Zitierlink: https://hdl.handle.net/21.11116/0000-0006-7F3F-7
Zusammenfassung
The proteins MinD, MinE and MinC are constitutive for the spatiotemporal organization of cell division in Escherichia coli, in particular, for positioning the division machinery at mid-cell. To achieve this function, the ATPase MinD and the ATPase-activating protein MinE undergo coordinated pole-to-pole oscillations and have thus become a paradigm for protein pattern formation in biology. The exact molecular mechanisms enabling MinDE self-organization, and particularly the role of cooperativity in the membrane binding of MinD, thought to be a key requirement, have remained poorly understood.

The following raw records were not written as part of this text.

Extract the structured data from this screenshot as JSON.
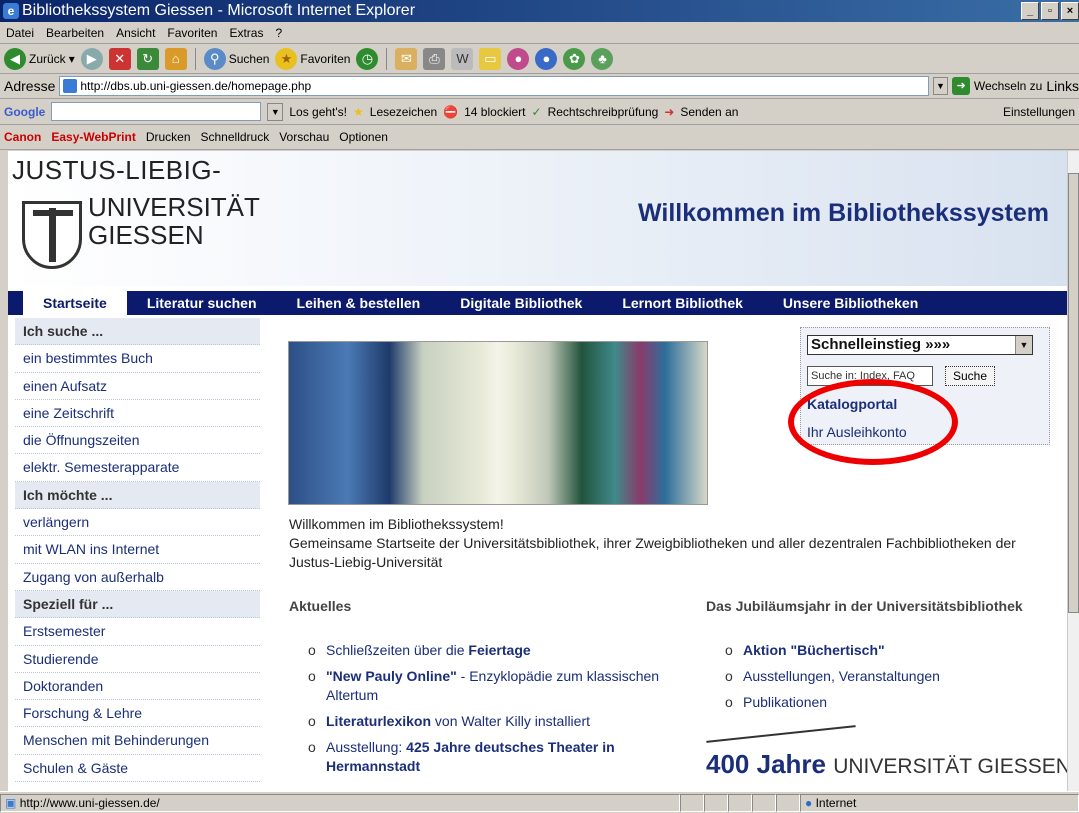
{
  "window": {
    "title": "Bibliothekssystem Giessen - Microsoft Internet Explorer"
  },
  "menu": [
    "Datei",
    "Bearbeiten",
    "Ansicht",
    "Favoriten",
    "Extras",
    "?"
  ],
  "toolbar": {
    "back": "Zurück",
    "search": "Suchen",
    "favorites": "Favoriten"
  },
  "address": {
    "label": "Adresse",
    "url": "http://dbs.ub.uni-giessen.de/homepage.php",
    "go": "Wechseln zu",
    "links": "Links"
  },
  "google": {
    "brand": "Google",
    "go": "Los geht's!",
    "bookmarks": "Lesezeichen",
    "blocked": "14 blockiert",
    "spell": "Rechtschreibprüfung",
    "send": "Senden an",
    "settings": "Einstellungen"
  },
  "canon": {
    "brand": "Canon",
    "product": "Easy-WebPrint",
    "print": "Drucken",
    "quick": "Schnelldruck",
    "preview": "Vorschau",
    "options": "Optionen"
  },
  "page": {
    "logo_top": "JUSTUS-LIEBIG-",
    "logo_line1": "UNIVERSITÄT",
    "logo_line2": "GIESSEN",
    "welcome": "Willkommen im Bibliothekssystem",
    "nav": [
      "Startseite",
      "Literatur suchen",
      "Leihen & bestellen",
      "Digitale Bibliothek",
      "Lernort Bibliothek",
      "Unsere Bibliotheken"
    ],
    "sidebar": [
      {
        "label": "Ich suche ...",
        "header": true
      },
      {
        "label": "ein bestimmtes Buch"
      },
      {
        "label": "einen Aufsatz"
      },
      {
        "label": "eine Zeitschrift"
      },
      {
        "label": "die Öffnungszeiten"
      },
      {
        "label": "elektr. Semesterapparate"
      },
      {
        "label": "Ich möchte ...",
        "header": true
      },
      {
        "label": "verlängern"
      },
      {
        "label": "mit WLAN ins Internet"
      },
      {
        "label": "Zugang von außerhalb"
      },
      {
        "label": "Speziell für ...",
        "header": true
      },
      {
        "label": "Erstsemester"
      },
      {
        "label": "Studierende"
      },
      {
        "label": "Doktoranden"
      },
      {
        "label": "Forschung & Lehre"
      },
      {
        "label": "Menschen mit Behinderungen"
      },
      {
        "label": "Schulen & Gäste"
      }
    ],
    "quick": {
      "select": "Schnelleinstieg »»»",
      "search_placeholder": "Suche in: Index, FAQ",
      "search_button": "Suche",
      "link1": "Katalogportal",
      "link2": "Ihr Ausleihkonto"
    },
    "intro_line1": "Willkommen im Bibliothekssystem!",
    "intro_line2": "Gemeinsame Startseite der Universitätsbibliothek, ihrer Zweigbibliotheken und aller dezentralen Fachbibliotheken der Justus-Liebig-Universität",
    "news_title": "Aktuelles",
    "news": [
      {
        "pre": "Schließzeiten über die ",
        "bold": "Feiertage",
        "post": ""
      },
      {
        "pre": "",
        "bold": "\"New Pauly Online\"",
        "post": " - Enzyklopädie zum klassischen Altertum"
      },
      {
        "pre": "",
        "bold": "Literaturlexikon",
        "post": " von Walter Killy installiert"
      },
      {
        "pre": "Ausstellung: ",
        "bold": "425 Jahre deutsches Theater in Hermannstadt",
        "post": ""
      }
    ],
    "jub_title": "Das Jubiläumsjahr in der Universitätsbibliothek",
    "jub": [
      {
        "pre": "",
        "bold": "Aktion \"Büchertisch\"",
        "post": ""
      },
      {
        "pre": "Ausstellungen, Veranstaltungen",
        "bold": "",
        "post": ""
      },
      {
        "pre": "Publikationen",
        "bold": "",
        "post": ""
      }
    ],
    "jub_logo_big": "400 Jahre",
    "jub_logo_small": "UNIVERSITÄT GIESSEN"
  },
  "status": {
    "url": "http://www.uni-giessen.de/",
    "zone": "Internet"
  },
  "colors": {
    "nav_bg": "#0c1a6e",
    "link": "#1a2e7a",
    "highlight_circle": "#e00000"
  }
}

However, for bottom-up synthetic biology aiming at a de novo design of key cellular features, elucidating these mechanisms is of great relevance. By combining in vitro reconstitution with rationally guided mutagenesis of MinD, we found that when bound to membranes, MinD displays new interfaces for multimerization, which are distinct from the canonical MinD dimerization site. We propose that these additional transient interactions contribute to the local self-enhancement of MinD at the membrane, while their relative lability maintains the structural plasticity required for MinDE wave propagation. This could represent a powerful structural regulation feature not reported so far for self-organizing proteins.